As Maxine Greene wrote, “our transformative pedagogies must relate both to existing conditions and to something we are trying to bring into being.” Teaching confronts “the human condition itself … the experiences of absurdity we live through when our deepest existential questions are met with blank silences” (Releasing the Imagination, 51). We teachers aren’t meant to fill in those blank silences, but rather to equip students with the capacities, skills, and imaginations they need in order to do that for themselves.
This is why a class is a process, and why learning isn’t replicable, and why we need, always, to hit backspace. Our humanity depends upon the backspace. I have to make mistakes in order to do the right thing. You do too.

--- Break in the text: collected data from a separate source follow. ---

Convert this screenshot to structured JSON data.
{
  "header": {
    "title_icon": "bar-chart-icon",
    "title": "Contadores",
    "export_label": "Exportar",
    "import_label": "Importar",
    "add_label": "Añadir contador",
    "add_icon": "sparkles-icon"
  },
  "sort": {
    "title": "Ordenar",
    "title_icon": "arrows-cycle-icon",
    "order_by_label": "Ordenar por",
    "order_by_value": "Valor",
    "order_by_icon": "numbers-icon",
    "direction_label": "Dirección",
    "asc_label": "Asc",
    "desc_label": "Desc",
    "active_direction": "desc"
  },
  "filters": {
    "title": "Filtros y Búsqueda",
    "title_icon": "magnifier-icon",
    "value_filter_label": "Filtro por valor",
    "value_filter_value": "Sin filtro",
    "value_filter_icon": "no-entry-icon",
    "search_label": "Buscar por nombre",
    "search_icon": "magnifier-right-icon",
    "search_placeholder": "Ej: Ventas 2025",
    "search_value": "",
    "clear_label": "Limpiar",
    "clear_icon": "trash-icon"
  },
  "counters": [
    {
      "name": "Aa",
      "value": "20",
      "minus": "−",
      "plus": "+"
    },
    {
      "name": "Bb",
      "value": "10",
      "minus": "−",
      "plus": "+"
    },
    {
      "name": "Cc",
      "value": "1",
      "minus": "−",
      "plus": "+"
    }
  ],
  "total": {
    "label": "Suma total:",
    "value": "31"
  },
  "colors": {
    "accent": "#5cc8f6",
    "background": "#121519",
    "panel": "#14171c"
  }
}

And that’s another human peculiarity: the desire to do the right thing. To benefit others. Generative AI isn’t interested in benefiting others. In large part because generative AI has no interests at all. It isn’t sentient; it’s not intelligent. It’s a clever clever dictionary, thesaurus, and encyclopaedia wrapped up in the semblance of a thing that can take action, that can intervene in history—the semblance of a human mind. But it’s only an automaton, without agency, bearing no consequence for its actions, unable to learn without being told to learn.
It does not experience failure, or grief, or loss; it does not worry about wars, about famine, about climate collapse; it doesn’t long for anything, it doesn’t love anything. And perhaps most importantly, it doesn’t question anything, therefore it exercises no judgement.
Failure, grief, loss, worry, longing, love… All of these are at the root of human learning, human ideas. Ironically, or perhaps appropriately, these were at the root of the creation of AI. An engineer's longing, a wish, a creative spark—all things which it cannot return to its creators.